В какую служебную командировку собирался поэт, если он тогда нигде официально не служил?
Могут сказать, что все свои поездки по литературным делам (если оплату дорожных расходов производило какое-то ведомство, например, Наркомпрос) Маяковский называл «служебными». Допустим. И предположим, что в заявлении во Вхутемас речь шла именно о такой командировке.
Но зачем тогда понадобилось та шумиха, которой была обставлена подготовка к этой поездке? Она-то лишний раз и подтверждает, что этот вояж за рубеж был не совсем обычным. Видимо, «легенда», придуманная в ГПУ поначалу (что Маяковский и Брик едут лечиться на немецкий курорт), была отвергнута и заменена другой. Её-то и предстояло «обкатать» перед самым отъездом.

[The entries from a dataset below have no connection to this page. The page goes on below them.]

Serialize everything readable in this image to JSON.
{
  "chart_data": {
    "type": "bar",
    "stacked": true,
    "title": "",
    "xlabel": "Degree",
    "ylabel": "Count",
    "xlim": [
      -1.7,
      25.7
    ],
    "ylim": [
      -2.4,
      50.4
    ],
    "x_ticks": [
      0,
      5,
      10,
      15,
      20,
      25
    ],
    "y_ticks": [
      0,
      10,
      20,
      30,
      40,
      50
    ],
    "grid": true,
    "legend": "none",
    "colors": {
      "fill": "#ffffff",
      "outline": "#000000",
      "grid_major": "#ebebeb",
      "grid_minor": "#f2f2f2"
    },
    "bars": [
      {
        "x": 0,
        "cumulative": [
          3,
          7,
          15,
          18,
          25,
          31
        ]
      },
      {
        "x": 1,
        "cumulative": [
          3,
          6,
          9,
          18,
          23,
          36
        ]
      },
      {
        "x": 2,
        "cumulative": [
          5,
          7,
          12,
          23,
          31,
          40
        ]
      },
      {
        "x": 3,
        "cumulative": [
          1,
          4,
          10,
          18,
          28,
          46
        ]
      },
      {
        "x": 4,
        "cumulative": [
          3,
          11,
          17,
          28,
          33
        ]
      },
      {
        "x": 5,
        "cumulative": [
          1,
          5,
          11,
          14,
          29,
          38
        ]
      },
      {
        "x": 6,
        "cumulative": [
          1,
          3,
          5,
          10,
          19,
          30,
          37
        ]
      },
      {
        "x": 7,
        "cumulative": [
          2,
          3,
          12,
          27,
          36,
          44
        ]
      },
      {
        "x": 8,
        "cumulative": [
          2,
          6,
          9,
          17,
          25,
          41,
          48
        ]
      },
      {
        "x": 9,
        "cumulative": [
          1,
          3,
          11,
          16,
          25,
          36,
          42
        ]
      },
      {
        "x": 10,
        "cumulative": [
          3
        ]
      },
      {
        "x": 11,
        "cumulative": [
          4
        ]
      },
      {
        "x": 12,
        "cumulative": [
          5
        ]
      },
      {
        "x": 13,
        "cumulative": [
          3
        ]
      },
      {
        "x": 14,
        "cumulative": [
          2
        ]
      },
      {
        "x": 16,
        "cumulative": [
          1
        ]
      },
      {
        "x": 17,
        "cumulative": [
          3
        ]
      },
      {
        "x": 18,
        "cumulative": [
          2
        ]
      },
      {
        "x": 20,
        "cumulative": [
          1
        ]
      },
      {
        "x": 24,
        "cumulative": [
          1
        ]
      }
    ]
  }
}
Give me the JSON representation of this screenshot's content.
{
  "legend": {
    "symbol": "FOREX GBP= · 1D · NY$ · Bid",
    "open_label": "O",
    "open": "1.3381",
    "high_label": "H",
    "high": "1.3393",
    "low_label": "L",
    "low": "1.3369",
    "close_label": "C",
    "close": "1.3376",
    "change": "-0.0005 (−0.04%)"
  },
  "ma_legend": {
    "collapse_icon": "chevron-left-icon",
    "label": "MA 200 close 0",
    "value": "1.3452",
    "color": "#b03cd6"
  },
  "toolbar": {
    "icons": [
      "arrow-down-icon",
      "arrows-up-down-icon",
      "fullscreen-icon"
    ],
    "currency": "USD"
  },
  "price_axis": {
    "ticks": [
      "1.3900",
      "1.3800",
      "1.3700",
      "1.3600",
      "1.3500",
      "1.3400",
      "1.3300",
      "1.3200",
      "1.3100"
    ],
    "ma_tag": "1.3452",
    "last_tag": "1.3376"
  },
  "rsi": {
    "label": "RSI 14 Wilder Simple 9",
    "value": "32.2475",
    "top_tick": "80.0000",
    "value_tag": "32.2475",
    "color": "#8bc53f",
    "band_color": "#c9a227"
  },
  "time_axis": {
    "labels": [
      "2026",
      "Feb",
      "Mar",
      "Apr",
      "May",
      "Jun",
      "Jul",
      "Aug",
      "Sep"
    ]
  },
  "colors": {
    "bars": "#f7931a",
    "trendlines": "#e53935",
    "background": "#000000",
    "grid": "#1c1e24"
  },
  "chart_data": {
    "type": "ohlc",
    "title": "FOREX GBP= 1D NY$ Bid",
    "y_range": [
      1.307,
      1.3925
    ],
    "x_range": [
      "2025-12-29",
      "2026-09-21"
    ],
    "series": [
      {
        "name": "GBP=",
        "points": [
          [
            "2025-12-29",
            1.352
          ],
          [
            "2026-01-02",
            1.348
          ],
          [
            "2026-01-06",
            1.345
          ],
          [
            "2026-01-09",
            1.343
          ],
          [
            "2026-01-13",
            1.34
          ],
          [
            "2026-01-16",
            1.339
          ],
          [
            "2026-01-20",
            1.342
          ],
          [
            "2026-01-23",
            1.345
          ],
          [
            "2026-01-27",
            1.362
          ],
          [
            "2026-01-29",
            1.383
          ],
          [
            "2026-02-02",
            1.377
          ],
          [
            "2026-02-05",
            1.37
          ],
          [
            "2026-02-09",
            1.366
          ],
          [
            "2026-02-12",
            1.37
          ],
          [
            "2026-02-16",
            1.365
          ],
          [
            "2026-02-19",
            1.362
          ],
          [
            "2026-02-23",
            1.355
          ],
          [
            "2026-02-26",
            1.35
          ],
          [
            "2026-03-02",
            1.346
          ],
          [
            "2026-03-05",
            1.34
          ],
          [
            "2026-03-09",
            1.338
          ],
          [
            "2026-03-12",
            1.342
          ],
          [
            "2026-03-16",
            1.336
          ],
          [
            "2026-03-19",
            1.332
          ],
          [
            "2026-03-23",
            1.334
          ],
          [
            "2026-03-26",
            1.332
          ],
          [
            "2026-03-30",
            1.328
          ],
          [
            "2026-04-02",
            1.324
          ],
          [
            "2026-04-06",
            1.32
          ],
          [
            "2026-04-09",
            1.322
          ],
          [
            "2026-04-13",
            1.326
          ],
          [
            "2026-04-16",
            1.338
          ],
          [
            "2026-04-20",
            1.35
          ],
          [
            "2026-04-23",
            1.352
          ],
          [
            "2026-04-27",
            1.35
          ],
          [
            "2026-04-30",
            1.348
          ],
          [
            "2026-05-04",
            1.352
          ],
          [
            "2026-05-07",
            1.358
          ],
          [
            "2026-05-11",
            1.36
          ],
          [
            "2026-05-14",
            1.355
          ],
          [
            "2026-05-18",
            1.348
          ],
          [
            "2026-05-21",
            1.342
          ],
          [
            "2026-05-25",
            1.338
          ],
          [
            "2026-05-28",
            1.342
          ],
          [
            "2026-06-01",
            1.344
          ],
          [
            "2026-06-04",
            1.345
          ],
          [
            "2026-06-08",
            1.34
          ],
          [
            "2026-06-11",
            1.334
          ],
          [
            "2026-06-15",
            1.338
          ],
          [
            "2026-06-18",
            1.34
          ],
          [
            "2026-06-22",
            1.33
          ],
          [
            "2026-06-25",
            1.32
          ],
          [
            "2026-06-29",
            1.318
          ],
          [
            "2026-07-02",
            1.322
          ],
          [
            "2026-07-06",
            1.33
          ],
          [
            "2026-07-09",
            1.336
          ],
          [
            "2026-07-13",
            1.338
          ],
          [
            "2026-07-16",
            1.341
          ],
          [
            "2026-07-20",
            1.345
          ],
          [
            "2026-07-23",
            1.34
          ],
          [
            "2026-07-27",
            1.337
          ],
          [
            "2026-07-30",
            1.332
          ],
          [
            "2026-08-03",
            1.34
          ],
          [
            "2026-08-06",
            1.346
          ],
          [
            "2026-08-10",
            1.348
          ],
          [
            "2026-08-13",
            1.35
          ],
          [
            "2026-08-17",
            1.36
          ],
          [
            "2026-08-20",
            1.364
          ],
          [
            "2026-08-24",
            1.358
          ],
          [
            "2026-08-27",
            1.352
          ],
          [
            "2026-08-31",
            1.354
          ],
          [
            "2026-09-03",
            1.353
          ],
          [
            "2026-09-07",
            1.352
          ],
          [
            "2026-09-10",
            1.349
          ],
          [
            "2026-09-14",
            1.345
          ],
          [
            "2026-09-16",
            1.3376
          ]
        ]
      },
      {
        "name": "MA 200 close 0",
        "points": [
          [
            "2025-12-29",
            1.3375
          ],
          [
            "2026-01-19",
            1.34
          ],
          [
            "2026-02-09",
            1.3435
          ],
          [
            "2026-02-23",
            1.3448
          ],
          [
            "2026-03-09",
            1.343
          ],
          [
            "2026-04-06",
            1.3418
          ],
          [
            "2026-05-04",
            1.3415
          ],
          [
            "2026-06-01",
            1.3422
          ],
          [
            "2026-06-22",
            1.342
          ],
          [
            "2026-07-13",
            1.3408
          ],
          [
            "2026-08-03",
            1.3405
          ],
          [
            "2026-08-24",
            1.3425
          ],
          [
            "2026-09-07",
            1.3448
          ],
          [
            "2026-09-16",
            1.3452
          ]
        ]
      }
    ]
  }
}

3 октября 1922 года Ульянов-Ленин впервые после продолжительной болезни (первого инсульта) председательствовал на заседании Совнаркома.
А Маяковский вечером того же дня устроил «прощальную» встречу с читателями. Он читал им свою новую поэму «V Интернационал». Газета «Вечерние новости» 9 октября сообщила:
«Чтение поэмы заняло львиную часть вечера… "Левым маршем "Маяковского вечер закончился».
Что это за поэма?
Итак, мы предположили, что Маяковского пригласили на работу в ГПУ. Об этом биографы поэта ничего не сообщают, потому что никаких документальных свидетельств о новом месте службы поэта пока не опубликовано. Поэтому считается, что их нет. И никогда не было. Однако очень много косвенных фактов, некоторые из которых мы уже приводили, свидетельствуют о том, что такое приглашение было, и Маяковский ответил на него согласием.
Поэтому и необходимость в «IV Интернационале» тотчас же отпала – объяснять членам ЦК РКП «некоторые» свои поступки поэту стало не надо, ведь он сам стал «чекистом особого отряда», имеющему доступ к «карающему мечу революции». Теперь ему самому предстояло определять правильность поступков окружающих.
И, отложив «IV Интернационал» в сторону, Владимир Владимирович принялся сочинять новую (совсем другую) поэму.